Copeaux ou pas copeaux : 2 vins, deux styles …

Le 19 et le 20 octobre le Syndicat des Bordeaux en partenariat avec les magasins SYSTEME U et la société VINIDEA fera dégusté aux consommateurs deux échantillons de vin d’AOC BORDEAUX ROUGE : l’un traditionnel élevé en cuve, l’autre élevé en présence de copeaux de chêne français…

Ces distributions d’échantillons auront lieu dans les magasins suivants : Vaucresson (92), Hanches (28), Vernouillet (28), Mûrs-Erigné (49), Yffignac (22), Château Giron (35), Saint-Sébatien (44), Sauveterre-de-Guyenne (33), Camblanes (33) et Léognan (33).

Chaque consommateur pourra emporter chez lui le coffret de dégustation, sans savoir quelle bouteille correspond à quel style, puis répondre à un questionnaire sur le site internet 2V2S (« 2 vins deux styles »).

Une fois les réponses apportées sur INTERNET, la société VINIDEA et le Syndicat des Bordeaux pourront analyser les réponses en fonction des profils des consommateurs.

Préparez votre nez, vos yeux, votre langue et votre palais !

4 commentaires sur “Copeaux ou pas copeaux : 2 vins, deux styles …”

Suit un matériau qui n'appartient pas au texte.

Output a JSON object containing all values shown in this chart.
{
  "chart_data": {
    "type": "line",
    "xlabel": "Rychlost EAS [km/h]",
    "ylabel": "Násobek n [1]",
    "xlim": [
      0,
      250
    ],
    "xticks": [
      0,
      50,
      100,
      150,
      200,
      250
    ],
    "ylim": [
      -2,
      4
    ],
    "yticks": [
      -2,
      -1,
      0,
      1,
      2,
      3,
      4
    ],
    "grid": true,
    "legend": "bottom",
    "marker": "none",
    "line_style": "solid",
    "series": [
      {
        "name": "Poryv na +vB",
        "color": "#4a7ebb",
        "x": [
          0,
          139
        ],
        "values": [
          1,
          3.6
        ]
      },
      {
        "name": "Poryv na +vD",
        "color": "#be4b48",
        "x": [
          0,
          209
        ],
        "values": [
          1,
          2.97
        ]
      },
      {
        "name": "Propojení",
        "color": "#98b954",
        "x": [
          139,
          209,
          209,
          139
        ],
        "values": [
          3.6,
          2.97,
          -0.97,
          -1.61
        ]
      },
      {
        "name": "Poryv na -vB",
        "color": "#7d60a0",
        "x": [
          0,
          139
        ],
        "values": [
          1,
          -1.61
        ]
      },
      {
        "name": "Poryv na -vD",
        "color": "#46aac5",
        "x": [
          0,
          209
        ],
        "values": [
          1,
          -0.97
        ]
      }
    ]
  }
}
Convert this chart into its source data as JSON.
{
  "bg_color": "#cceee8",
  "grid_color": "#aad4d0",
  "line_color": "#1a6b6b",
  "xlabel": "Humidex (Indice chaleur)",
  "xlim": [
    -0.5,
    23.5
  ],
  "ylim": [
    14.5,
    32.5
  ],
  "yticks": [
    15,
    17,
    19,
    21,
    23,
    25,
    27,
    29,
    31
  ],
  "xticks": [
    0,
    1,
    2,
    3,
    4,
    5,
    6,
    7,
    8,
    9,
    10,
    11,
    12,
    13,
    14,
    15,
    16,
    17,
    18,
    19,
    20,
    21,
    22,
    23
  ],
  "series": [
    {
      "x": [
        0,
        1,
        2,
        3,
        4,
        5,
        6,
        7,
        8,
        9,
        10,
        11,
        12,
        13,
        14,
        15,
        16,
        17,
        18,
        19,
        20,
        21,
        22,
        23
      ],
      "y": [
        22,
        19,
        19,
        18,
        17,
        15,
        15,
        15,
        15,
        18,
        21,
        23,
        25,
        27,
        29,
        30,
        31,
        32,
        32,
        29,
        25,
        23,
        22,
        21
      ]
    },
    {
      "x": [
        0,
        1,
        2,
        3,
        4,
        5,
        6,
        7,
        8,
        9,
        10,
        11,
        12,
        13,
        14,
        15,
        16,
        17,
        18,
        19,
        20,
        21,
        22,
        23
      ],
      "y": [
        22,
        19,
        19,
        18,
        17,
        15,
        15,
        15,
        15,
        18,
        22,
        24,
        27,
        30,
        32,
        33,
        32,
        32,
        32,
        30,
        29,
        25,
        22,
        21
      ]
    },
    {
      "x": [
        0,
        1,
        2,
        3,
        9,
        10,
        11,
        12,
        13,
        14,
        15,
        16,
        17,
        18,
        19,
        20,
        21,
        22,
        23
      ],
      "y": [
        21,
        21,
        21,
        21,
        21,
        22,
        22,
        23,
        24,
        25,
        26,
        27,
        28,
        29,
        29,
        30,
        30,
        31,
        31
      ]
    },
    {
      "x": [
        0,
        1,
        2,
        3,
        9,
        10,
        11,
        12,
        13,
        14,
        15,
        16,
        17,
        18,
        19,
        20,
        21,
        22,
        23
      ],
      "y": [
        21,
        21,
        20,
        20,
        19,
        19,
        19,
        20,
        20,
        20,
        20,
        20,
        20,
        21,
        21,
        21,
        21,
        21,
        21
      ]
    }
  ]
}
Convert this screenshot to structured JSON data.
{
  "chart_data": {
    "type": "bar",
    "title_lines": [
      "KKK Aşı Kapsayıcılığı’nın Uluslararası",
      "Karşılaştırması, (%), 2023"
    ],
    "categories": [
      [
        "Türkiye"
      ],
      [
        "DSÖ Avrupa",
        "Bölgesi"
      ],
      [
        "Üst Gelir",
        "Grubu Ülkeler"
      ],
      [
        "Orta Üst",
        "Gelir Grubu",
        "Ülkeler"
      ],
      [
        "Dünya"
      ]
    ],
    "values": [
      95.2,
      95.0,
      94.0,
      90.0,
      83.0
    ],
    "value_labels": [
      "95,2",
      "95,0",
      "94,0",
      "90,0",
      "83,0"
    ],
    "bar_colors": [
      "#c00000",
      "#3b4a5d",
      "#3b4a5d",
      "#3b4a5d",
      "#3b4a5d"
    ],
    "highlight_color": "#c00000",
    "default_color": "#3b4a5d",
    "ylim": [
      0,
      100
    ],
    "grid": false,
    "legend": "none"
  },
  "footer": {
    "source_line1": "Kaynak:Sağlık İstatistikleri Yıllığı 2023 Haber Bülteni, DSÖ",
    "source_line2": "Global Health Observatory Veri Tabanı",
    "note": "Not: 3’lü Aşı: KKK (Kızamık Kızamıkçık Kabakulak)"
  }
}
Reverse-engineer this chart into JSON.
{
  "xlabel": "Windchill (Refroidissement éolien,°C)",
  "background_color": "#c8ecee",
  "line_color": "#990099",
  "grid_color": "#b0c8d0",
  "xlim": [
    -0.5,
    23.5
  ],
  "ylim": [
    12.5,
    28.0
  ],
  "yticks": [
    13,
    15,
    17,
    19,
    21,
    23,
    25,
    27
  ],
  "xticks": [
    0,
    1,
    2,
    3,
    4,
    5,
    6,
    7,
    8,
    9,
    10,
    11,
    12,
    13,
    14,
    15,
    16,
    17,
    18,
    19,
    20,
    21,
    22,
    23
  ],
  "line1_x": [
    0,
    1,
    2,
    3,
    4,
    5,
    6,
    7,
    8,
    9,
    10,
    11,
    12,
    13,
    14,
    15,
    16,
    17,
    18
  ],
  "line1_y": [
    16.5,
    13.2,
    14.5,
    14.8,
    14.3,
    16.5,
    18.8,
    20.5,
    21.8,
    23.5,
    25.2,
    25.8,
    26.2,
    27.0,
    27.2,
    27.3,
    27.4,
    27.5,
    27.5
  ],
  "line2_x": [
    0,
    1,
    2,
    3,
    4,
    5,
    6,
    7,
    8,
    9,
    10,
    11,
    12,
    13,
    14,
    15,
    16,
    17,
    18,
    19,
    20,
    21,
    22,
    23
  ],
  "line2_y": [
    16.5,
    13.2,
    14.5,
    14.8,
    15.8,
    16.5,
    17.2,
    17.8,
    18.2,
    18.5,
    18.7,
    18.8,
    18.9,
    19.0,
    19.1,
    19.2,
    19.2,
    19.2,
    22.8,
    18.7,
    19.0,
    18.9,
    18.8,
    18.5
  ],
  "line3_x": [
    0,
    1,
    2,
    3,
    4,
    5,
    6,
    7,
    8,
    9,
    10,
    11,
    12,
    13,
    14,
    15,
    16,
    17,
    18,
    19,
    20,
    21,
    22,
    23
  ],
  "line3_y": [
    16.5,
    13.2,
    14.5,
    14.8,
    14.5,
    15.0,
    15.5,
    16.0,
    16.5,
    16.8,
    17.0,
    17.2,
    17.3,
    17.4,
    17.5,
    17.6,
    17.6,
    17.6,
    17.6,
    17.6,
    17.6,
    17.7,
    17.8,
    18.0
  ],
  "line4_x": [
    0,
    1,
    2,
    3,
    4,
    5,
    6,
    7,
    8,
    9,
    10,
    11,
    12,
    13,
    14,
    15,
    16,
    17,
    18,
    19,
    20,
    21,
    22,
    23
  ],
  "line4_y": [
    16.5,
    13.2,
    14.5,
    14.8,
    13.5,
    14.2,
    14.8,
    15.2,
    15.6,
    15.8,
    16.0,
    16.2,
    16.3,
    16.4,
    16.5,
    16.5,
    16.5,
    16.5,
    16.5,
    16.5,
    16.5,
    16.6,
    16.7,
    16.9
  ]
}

  1. Bravo ! L’initiative me paraît excellente, et je vais tâcher de me procurer un coffret. Je suis d’autant plus admiratif que la mise en place de cet événement n’a pas dû être simple. Je regrette simplement, mais je sais que cette position est trop facile, d’une part qu’il n’y ait pas plus de magasins participants, d’autre part qu’on ne puisse toujours pas fermenter en présence des copeaux.
    Encore toutes mes enthousiastes félicitations !

    Bien à Vous

    Lucien Guillemet

  2. Le vigneron masqué

    Faites attention à l’uniformisation des styles de vins par ces procédés d’élaboration! La standardisation technologique ne fait qu’accentuer la concurrence et donc diminue les prix et nos marges. En ces temps difficile, c’est de la valeur ajoutée qu’il nous faut. C’est vendre plus cher et non pas se mettre en concurrence avec tous les autres. Je suis d’accord qu’il faille plaire aux consommateurs, mais en conservant notre originalité et notre typicité qui a fait notre succès (la preuve nous avons été copié dans le monde entier).
    L’autre problème que je vois dans cette opération est uun problème d’image. Il ne faut pas oublier que le vin fait rêver. Un prestigiditateur qui veut faire rêver ne donne pas ces "trucs" de magie… L’image du vin doit valoriser celui qui met la blle sur la table. En communiquant copeaux nous prenons le risque de détruire notre image, et ce n’est pas souhaitable.
    La typicité et l’originalité (être unique)des vins est une condition sine qua non à leur valorisation.

  3. LeBéarnaisIndépendant

    Tout à fait d’accord avec le vigneron masqué… le vin doit faire rêver… mais il ne faut pas prendre le conso pour un lapin de garenne de 6 semaines. Il est capable de différencier un bon produit terroir d’une mauvaise copie industrielle. Et il est possible de faire un bon produit terroir avec une maîtrise technologique affirmé (par exemple un fermentation contrôlée et un usage de copeaux si nécessaire) mais on peut aussi faire un produit terroir banal voire mauvais avec, par exemple, un parc barrique antique (donc sans effet organoleptique et voire dangereux du point de vue microbiologique). L’important est l’information conso. afin de ne pas le gruger.
    En résumé oui au rêve mais dans un monde de transparence ce qui est la tendance lourde de TOUTE la filière agro-alimentaire.

  4. Le vigneron masqué

    D’accord avec toi béarnais.Ce matin j’ai vu une pub sur des pâtes italiennes cautionnée par JP Coffe. La conclusion est: INIMITABLE, avec l’accent qui va bien etc. Encore une fois, on valorise un produit en le rendant INIMITABLE.